A behavioural pseudometric for continuous-time Markov processes
Linan Chen, Florence Clerc, Prakash Panangaden
TL;DR
This work extends the notion of a bisimulation metric to continuous-time Markov processes with continuous state spaces, addressing the lack of a natural step-wise evolution in continuous time. It develops two equivalent formulations: a fixpoint pseudometric $\overline{\delta}^c$ obtained from a time-discounted transport functional $\mathcal{F}_c$, and a real-valued logic with a formula-based pseudometric $\lambda^c$, proving $\lambda^c = \overline{\delta}^c$. The construction relies on lower semi-continuity, couplings, and Kantorovich duality to compare future distributions $P_t(x)$ and $P_t(y)$ with a discount factor $c\in(0,1)$, and it handles the technical challenges of continuous time via a supremum over $t\ge 0$ and a careful lattice restriction. Through toy and Brownian-motion–based examples, the authors demonstrate the metric’s ability to distinguish behaviors in diffusion processes and discuss practical limitations and potential extensions to trajectory-based analyses.
Abstract
In this work, we generalize the concept of bisimulation metric in order to metrize the behaviour of continuous-time processes.
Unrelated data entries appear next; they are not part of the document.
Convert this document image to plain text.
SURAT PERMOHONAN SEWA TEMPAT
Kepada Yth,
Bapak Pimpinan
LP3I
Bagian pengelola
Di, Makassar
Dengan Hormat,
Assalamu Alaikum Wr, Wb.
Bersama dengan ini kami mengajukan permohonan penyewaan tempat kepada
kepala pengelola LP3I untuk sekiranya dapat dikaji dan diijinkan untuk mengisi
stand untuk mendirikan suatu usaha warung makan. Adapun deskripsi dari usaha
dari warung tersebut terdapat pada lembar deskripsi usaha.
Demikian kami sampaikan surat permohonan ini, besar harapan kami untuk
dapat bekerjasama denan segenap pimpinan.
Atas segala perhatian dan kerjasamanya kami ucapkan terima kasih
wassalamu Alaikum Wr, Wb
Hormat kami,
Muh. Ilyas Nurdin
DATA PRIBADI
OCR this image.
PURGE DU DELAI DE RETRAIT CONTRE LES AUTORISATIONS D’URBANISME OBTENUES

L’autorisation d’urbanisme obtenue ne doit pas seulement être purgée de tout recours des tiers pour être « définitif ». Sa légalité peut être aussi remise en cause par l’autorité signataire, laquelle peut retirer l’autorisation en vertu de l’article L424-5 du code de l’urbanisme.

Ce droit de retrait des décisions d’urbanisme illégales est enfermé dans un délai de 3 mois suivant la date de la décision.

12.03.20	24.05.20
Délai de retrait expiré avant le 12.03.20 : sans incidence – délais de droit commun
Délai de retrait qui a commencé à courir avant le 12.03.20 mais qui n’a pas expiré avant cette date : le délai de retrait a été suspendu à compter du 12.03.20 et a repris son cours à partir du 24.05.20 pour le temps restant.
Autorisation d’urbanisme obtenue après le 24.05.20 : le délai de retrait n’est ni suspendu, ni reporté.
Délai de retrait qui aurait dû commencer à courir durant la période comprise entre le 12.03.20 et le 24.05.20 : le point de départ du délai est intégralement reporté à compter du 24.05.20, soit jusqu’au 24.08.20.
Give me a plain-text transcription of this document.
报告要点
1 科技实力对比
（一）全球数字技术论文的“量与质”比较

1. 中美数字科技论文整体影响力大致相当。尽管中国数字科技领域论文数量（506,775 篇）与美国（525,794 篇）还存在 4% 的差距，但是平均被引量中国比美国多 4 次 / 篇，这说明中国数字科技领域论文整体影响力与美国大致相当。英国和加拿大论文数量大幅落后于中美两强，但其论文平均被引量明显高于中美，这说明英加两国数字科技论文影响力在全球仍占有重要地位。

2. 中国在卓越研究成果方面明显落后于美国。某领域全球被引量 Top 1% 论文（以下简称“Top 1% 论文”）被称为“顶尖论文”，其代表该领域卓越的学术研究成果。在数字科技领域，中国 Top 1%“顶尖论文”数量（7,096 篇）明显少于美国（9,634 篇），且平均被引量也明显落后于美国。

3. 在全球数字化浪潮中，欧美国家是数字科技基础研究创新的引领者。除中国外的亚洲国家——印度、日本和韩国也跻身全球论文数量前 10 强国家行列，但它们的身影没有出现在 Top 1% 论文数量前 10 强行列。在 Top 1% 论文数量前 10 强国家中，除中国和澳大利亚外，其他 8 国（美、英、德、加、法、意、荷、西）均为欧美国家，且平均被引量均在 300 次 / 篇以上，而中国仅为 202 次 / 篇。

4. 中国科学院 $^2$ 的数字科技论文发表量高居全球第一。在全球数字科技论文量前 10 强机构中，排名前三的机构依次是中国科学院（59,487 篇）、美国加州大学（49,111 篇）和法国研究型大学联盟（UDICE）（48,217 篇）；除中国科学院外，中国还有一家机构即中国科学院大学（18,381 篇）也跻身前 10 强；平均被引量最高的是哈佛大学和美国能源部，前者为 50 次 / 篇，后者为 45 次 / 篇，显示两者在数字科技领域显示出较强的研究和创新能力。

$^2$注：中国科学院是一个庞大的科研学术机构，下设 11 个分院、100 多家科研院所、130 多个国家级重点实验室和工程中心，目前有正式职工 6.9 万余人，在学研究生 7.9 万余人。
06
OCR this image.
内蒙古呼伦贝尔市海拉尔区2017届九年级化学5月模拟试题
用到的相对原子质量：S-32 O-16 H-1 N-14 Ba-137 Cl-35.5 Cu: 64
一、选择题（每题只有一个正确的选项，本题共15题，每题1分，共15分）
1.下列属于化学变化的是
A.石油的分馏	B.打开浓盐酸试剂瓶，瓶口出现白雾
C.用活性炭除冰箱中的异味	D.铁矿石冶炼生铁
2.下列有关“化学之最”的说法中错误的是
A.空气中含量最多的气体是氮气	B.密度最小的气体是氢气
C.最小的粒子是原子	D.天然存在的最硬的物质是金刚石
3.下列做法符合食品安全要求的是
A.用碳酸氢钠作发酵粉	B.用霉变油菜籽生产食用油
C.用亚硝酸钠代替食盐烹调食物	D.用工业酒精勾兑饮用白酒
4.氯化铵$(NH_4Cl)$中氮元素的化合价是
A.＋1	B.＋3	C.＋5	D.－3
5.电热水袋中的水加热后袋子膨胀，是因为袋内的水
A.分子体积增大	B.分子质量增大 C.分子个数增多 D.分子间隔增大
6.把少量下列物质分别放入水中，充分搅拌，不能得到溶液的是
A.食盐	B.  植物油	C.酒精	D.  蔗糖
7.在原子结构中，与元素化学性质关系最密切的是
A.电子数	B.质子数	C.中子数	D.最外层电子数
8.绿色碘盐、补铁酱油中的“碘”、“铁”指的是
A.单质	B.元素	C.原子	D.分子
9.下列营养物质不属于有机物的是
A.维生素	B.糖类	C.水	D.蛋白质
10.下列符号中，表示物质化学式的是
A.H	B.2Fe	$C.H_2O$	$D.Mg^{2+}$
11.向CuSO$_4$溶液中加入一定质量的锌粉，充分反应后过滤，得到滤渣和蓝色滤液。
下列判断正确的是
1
Similarly to what is done for discrete-time systems, we follow two approaches and show that they coincide: as a fixpoint of a functional and through a real-valued logic. The whole discrete-time approach relies entirely on the step-based dynamics: the process jumps from state to state. We define a behavioural pseudometric for processes that evolve continuously through time, such as Brownian motion or involve jumps or both.